Enver Erkan, Tera Yatırım >>
Türkiye’de tüketici fiyatları Ekim ayında %2,13 artış gösterirken, yıllık enflasyon ise %11,89 oranında gerçekleşti. Bizim beklentimiz aylık %2,10 ve yıllık %11,90, Bloomberg anketine katılan ekonomistlerin beklentisi ise aylık bazda %2,15 ve yıllık %11,97 oranında bir enflasyon gerçekleşmesi yönündeydi. Gelen veriler beklentilerle paralel… Ekim enflasyon oranları üzerinde kur artışından gelen etkinin daha anlamlı bir yansıma gösterdiğini gözlemliyoruz.

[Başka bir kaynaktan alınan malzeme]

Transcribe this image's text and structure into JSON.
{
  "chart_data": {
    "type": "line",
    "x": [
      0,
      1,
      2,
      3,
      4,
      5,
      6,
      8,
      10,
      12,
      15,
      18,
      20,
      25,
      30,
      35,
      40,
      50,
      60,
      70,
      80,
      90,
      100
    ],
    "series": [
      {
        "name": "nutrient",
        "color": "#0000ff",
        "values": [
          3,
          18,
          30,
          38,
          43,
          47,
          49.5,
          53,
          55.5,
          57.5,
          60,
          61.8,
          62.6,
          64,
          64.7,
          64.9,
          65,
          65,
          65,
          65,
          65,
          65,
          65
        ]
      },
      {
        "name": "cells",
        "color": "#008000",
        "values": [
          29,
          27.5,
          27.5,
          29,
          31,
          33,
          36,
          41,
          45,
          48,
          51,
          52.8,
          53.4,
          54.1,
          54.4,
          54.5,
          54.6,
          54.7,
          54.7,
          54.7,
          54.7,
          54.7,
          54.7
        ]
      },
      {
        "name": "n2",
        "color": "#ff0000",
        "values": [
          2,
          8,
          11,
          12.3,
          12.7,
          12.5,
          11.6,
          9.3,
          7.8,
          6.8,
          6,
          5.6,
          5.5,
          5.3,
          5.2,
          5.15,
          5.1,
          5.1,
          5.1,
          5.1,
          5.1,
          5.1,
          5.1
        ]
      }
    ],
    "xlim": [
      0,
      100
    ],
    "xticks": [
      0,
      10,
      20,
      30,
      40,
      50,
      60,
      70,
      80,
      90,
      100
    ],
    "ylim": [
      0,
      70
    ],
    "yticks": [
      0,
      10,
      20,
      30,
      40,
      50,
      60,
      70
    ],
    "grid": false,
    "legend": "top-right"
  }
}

Enflasyonun alt kalemlerine bakacak olursak; alt grupların tamamına yakını artış göstermiş görünmektedir. Aylık bazda en çok yükselen kalemler; %6,81 ile giyim ve ayakkabı, %3,03 ile gıda ve alkolsüz içecekler ve %2,45 ile ev eşyası olmuştur. Söz konusu kalemler, manşet TÜFE’den daha fazla artış göstermişlerdir. Ulaştırma, çeşitli mal ve hizmetler ve konut fiyatları da yaklaşık %2 oranında artmıştır. Yıllık bazda Eylül ayında %13,5’ten %15’e hızlanan yıllık gıda enflasyonu, hedeflenen seviyenin üzerinde kalmakla beraber, Ekim ayında %16,5 seviyesine gelmiştir. Enerji grubu, petrol fiyatlarının düşük seyretmesine rağmen dövizdeki artış etkisiyle yüksek ve Ekim’de de %2,09’luk artış göstermiştir.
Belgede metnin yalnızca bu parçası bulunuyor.